If some Historians are to be believed, Kanji dates back to the records of the Indus Valley. Kanji is traditionally made from black carrots which are hard to be found these days. However, as history tells it, the carrots which were black and yellow were cultivated the earliest. But the orange-coloured carrots cultivated in the West gained popularity and replaced all other varieties. Actually, black carrots get their colour from Anthocyanin which is a flavonoid high in antioxidants. But of course, it isn’t just the colour as it is known to have ample health benefits. Moreover, the taste of black carrots is also quite different from the common orange carrot that we see in the market. Kanji is largely made during the winters as black carrots are usually available only during that season. However, one can make Kanji around the year using beetroots and orange carrots instead of black ones.
It is believed by some religious scholars that Rishi Kashyap mentioned this drink in his ayurvedic thesis “Kashyap Samita”. He says that Kanjika is a sour and fermented rice dish but later, “Kanjika” was used to classify all fermented foods. The north Indian Kanji is also believed to have emerged out of that same old tradition. Usually, the memory of Kanji also brings the memories of grandparents. If I talk about my memory of Kanji, I straight get to my grandmother handing me a glass of it in winters. At that time, I believed that it was quite sharp and pungent but as I grew older, I found myself looking forward to Winters and the Kaanji because of its comfort and familiarity.

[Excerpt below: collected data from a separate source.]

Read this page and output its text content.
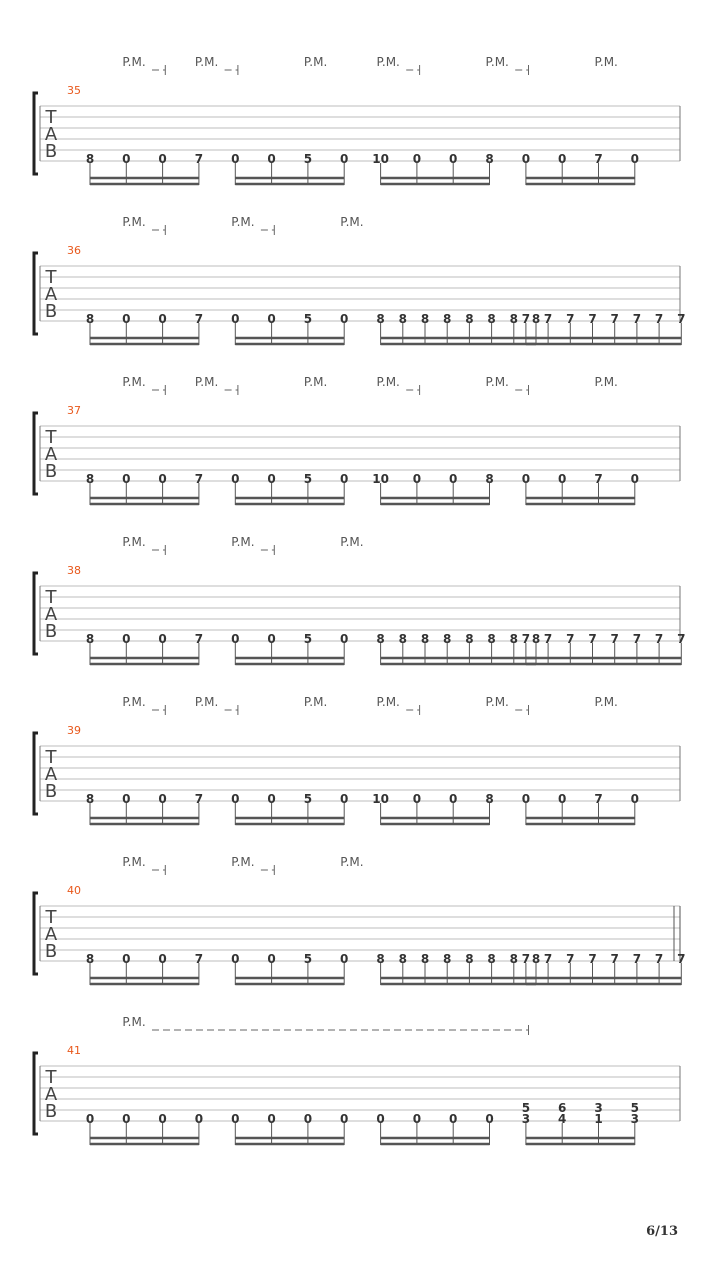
T
A
B
35
8 0 0 7 0 0 5 0 10 0 0 8 0 0 7 0
P.M.	P.M.	P.M.	P.M.	P.M.	P.M.
T
A
B
36
8 0 0 7 0 0 5 0 8 8 8 8 8 8 8 8
7 7 7 7 7 7 7 7
P.M.	P.M.	P.M.
T
A
B
37
8 0 0 7 0 0 5 0 10 0 0 8 0 0 7 0
P.M.	P.M.	P.M.	P.M.	P.M.	P.M.
T
A
B
38
8 0 0 7 0 0 5 0 8 8 8 8 8 8 8 8
7 7 7 7 7 7 7 7
P.M.	P.M.	P.M.
T
A
B
39
8 0 0 7 0 0 5 0 10 0 0 8 0 0 7 0
P.M.	P.M.	P.M.	P.M.	P.M.	P.M.
T
A
B
40
8 0 0 7 0 0 5 0 8 8 8 8 8 8 8 8
7 7 7 7 7 7 7 7
P.M.	P.M.	P.M.
T
A
B
41
0 0 0 0 0 0 0 0 0 0 0 0
5
3
6
4
3
1
5
3
P.M.
6/13
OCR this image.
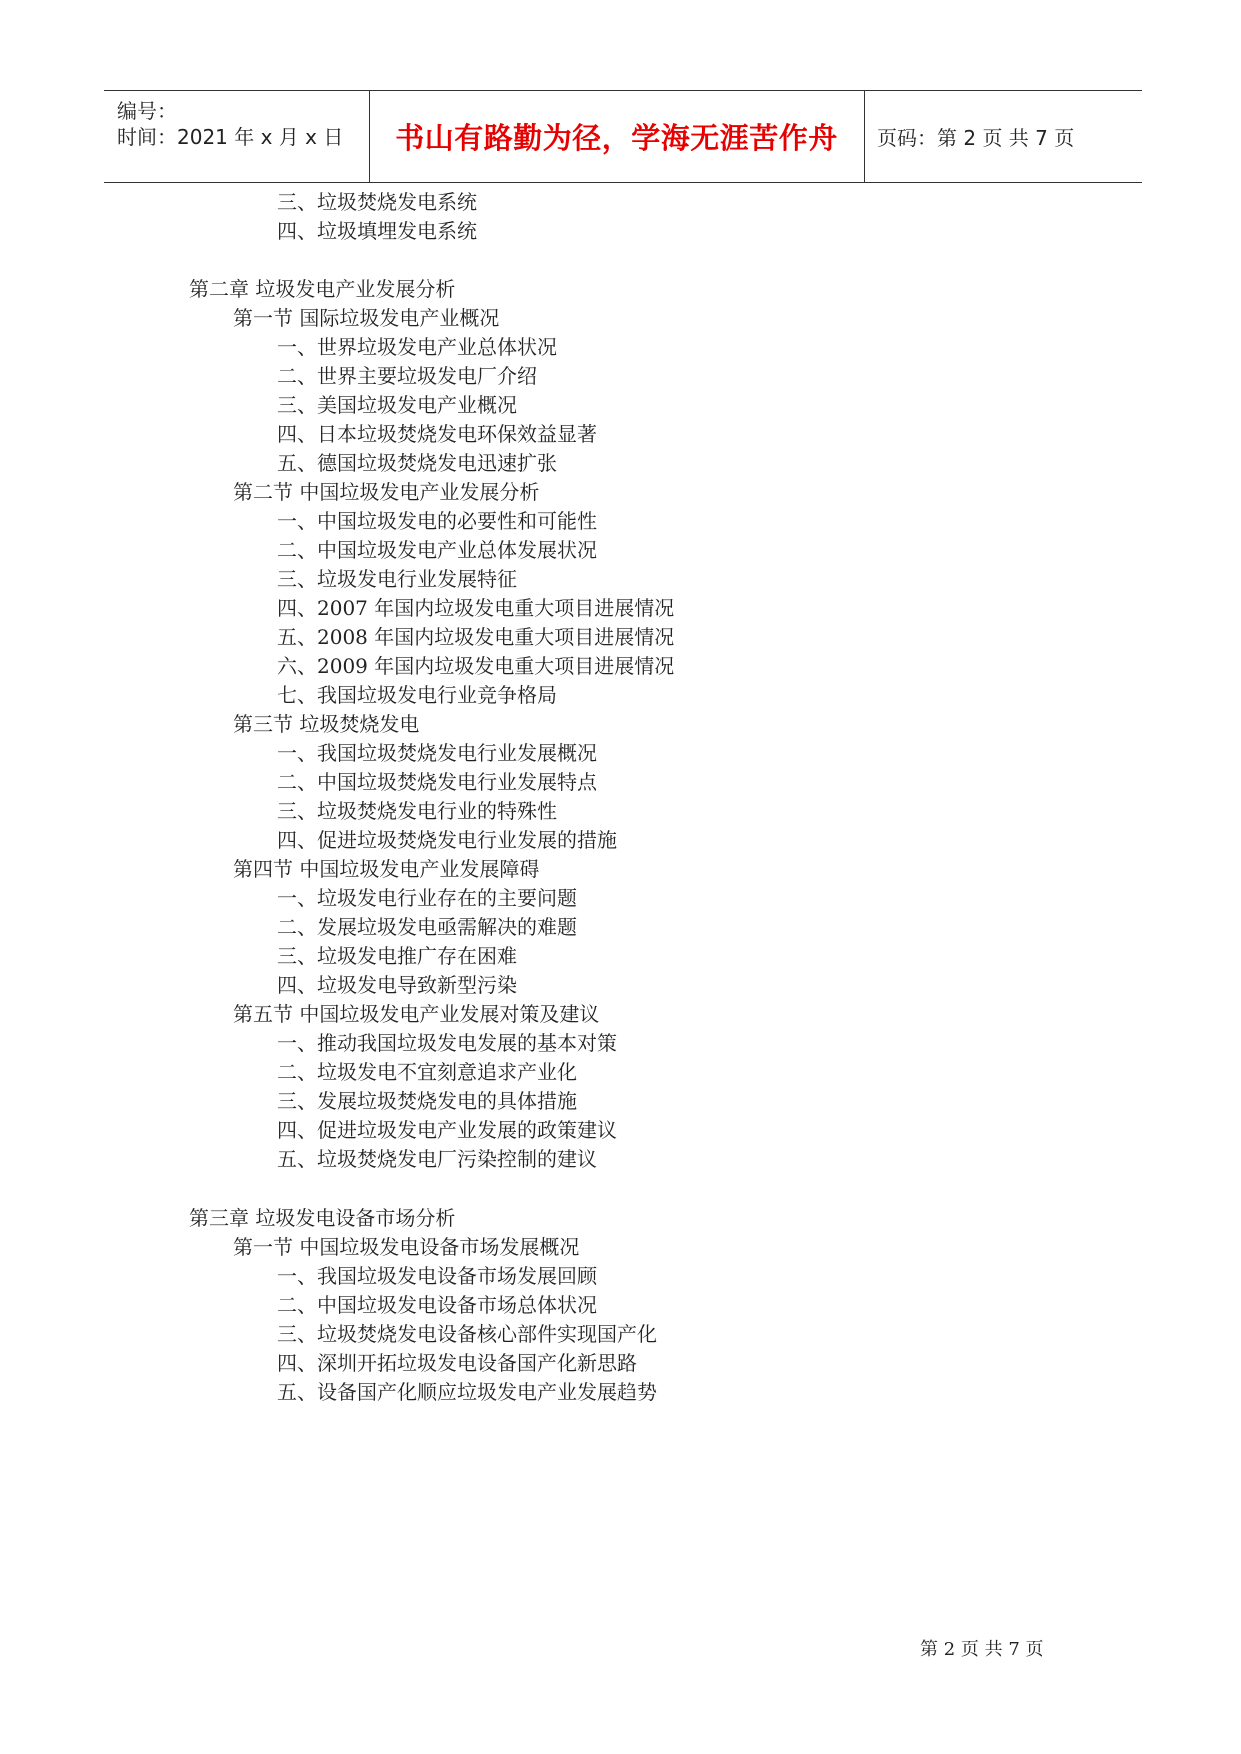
编号：
时间：2021 年 x 月 x 日 书山有路勤为径，学海无涯苦作舟 页码：第 2 页 共 7 页
三、垃圾焚烧发电系统
四、垃圾填埋发电系统
第二章 垃圾发电产业发展分析
第一节 国际垃圾发电产业概况
一、世界垃圾发电产业总体状况
二、世界主要垃圾发电厂介绍
三、美国垃圾发电产业概况
四、日本垃圾焚烧发电环保效益显著
五、德国垃圾焚烧发电迅速扩张
第二节 中国垃圾发电产业发展分析
一、中国垃圾发电的必要性和可能性
二、中国垃圾发电产业总体发展状况
三、垃圾发电行业发展特征
四、2007 年国内垃圾发电重大项目进展情况
五、2008 年国内垃圾发电重大项目进展情况
六、2009 年国内垃圾发电重大项目进展情况
七、我国垃圾发电行业竞争格局
第三节 垃圾焚烧发电
一、我国垃圾焚烧发电行业发展概况
二、中国垃圾焚烧发电行业发展特点
三、垃圾焚烧发电行业的特殊性
四、促进垃圾焚烧发电行业发展的措施
第四节 中国垃圾发电产业发展障碍
一、垃圾发电行业存在的主要问题
二、发展垃圾发电亟需解决的难题
三、垃圾发电推广存在困难
四、垃圾发电导致新型污染
第五节 中国垃圾发电产业发展对策及建议
一、推动我国垃圾发电发展的基本对策
二、垃圾发电不宜刻意追求产业化
三、发展垃圾焚烧发电的具体措施
四、促进垃圾发电产业发展的政策建议
五、垃圾焚烧发电厂污染控制的建议
第三章 垃圾发电设备市场分析
第一节 中国垃圾发电设备市场发展概况
一、我国垃圾发电设备市场发展回顾
二、中国垃圾发电设备市场总体状况
三、垃圾焚烧发电设备核心部件实现国产化
四、深圳开拓垃圾发电设备国产化新思路
五、设备国产化顺应垃圾发电产业发展趋势
第 2 页 共 7 页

Another reason behind having Kanji is that as soon as Winters arrive, elders often suggest eating and drinking immunity boosters because the chances of falling ill are higher at that time. Kanji here comes as a saviour. This is one drink that helps in the overall wellness of the body. Since it is made up of black carrots, beetroot, mustard seeds, black pepper and water, it acts as an immunity booster and acts as a shield from seasonal diseases. It is a probiotic drink that ferments the bacteria in the air and the yeast present in the vegetable skin, making it very good for the gut. Besides, it helps in toning the blood, cleansing the liver and balancing digestion.
Have a look: Tamil Kanji: Origin And Connection To The Chinese Congee
Now, there isn’t a standard recipe to make Kanji. There is nothing that specifies volume and indication to mark when fermentation is done. But you can consider it done when it tastes sharp and its colour turns darker. Kanji is something salty and sour and is definitely not everybody’s cup of tea. Especially during summer days as people are tempted to have something sweet and chilled. But Kanji serves as a natural cooler and is so beneficial that people should at least try to develop a taste for it. Often, the last batch of Kanji is consumed during Holi along with Thandai and this marks the end of winter. Make Kanji with these steps:
- 2 kg black carrots
- 1 kg beetroot
- 4 tbsp mustard seeds
- 3 tbsp black salt
- 2 tsp red chili powder (could be used as per the taste buds)
- 2 tbsp roasted cumin powder
- 8-10 cups of water
- First, wash and clean the black carrots and beetroot. Then, cut the black carrots into long strips with peels on (as done traditionally). Cut the beetroots into small to medium pieces.
- Grind mustard seeds and cumin seeds. Set aside.
- Put the carrots and beetroots in a large mixing bowl. Add salt, mustard, cumin seeds, chili powder, and a pinch of black salt and mix well.
- Now add water and stir the mixture well.
- Transfer the liquid into ceramic jars also known as Martabaans. Avoid using steel or plastic since there will be a process of fermentation.
- Cover the ceramic jar with a muslin cloth and tighten the rim in order to seal the jar.
- Place the Kaanji-filled jar in the sun for about 3 to 4 days so it can ferment well. Remember bringing it inside the home each night and getting it back under the sun every morning after stirring it well.
- Give it love and patience just like you do it with pickle.
- When after 12-15 days, the taste seems sharper and the colour seems darker, Kaanji is ready to be served.
- Make sure you keep it in the refrigerator so that it can last for months.
Pro tip: Don’t throw away those carrots and beetroots used in the Kanji. They add a great flavour to salads, sandwiches, wraps and even Chapatis. It is all about taste actually!! You can use it in the way you want. Let your imagination be the way.